We propose a generic strategy for fractional-order capacitor fabrication that integrates layers of conductive, semiconductor and ferroelectric polymer materials to create a composite with significantly improved constant phase angle, constant phase zone, and phase angle variation performance. Our approach involves a combination of dissolving the polymer powders, mixing distinct phases and making a film and capacitor of it. The resulting stack consisting of ferroelectric polymer-based composites shows constant phase angle over a broad range of frequencies.

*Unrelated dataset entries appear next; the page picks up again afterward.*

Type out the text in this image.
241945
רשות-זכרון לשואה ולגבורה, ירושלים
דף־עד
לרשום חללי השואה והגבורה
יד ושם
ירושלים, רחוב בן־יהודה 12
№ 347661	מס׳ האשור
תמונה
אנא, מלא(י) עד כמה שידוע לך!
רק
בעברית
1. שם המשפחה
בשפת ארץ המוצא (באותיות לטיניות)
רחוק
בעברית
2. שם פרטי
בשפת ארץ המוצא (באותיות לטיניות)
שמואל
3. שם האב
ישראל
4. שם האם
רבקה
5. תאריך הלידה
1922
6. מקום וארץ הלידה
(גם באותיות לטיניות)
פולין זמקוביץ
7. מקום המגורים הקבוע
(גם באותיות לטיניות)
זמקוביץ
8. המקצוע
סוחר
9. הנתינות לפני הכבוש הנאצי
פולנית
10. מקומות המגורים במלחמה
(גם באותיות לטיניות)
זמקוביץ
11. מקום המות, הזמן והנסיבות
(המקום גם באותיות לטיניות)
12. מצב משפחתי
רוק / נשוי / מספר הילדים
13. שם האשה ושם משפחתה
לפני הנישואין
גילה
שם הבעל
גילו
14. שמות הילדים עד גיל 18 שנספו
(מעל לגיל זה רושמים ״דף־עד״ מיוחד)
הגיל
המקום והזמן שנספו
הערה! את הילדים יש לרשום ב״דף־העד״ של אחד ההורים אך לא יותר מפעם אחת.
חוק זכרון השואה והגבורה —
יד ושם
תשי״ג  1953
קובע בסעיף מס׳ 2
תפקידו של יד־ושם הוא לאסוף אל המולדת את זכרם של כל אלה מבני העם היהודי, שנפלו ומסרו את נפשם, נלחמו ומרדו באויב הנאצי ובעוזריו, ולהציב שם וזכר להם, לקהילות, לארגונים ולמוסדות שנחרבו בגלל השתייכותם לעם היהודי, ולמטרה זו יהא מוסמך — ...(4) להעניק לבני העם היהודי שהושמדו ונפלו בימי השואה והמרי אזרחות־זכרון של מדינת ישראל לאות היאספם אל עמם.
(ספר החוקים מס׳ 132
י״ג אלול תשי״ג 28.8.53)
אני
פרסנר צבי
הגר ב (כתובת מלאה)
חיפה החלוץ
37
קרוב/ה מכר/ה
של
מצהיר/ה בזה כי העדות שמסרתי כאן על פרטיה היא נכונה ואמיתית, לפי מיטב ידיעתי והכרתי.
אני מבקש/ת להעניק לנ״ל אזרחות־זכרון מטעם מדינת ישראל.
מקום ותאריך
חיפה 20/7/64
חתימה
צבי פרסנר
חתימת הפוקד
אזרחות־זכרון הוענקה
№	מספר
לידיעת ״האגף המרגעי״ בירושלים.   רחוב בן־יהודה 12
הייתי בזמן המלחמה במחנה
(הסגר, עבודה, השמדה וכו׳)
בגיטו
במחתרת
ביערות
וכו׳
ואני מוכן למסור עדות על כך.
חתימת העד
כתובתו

To prove the viability of this method, we have successfully fabricated fractional-order capacitors with the following: nanoparticles such as multiwall carbon nanotube (MWCNT), Molybdenum sulfide (MoS2) inserted ferroelectric polymers and PVDF based ferroelectric polymer blends. They show better performance in terms of fabrication cost and dynamic range of constant phase angle compared to fractional order capacitor from graphene percolated polymer composites. These results can be explained by a universal percolation model, where the combination of electron transport in fillers and the dielectric relaxation time distribution of the permanent dipoles of ferroelectric polymers increase the constant phase angle level and constant phase zone of fractional-order capacitors.
This approach opens up a new avenue in fabricating fractional capacitors involving a variety of heterostructures combining the different fillers and different matrixes.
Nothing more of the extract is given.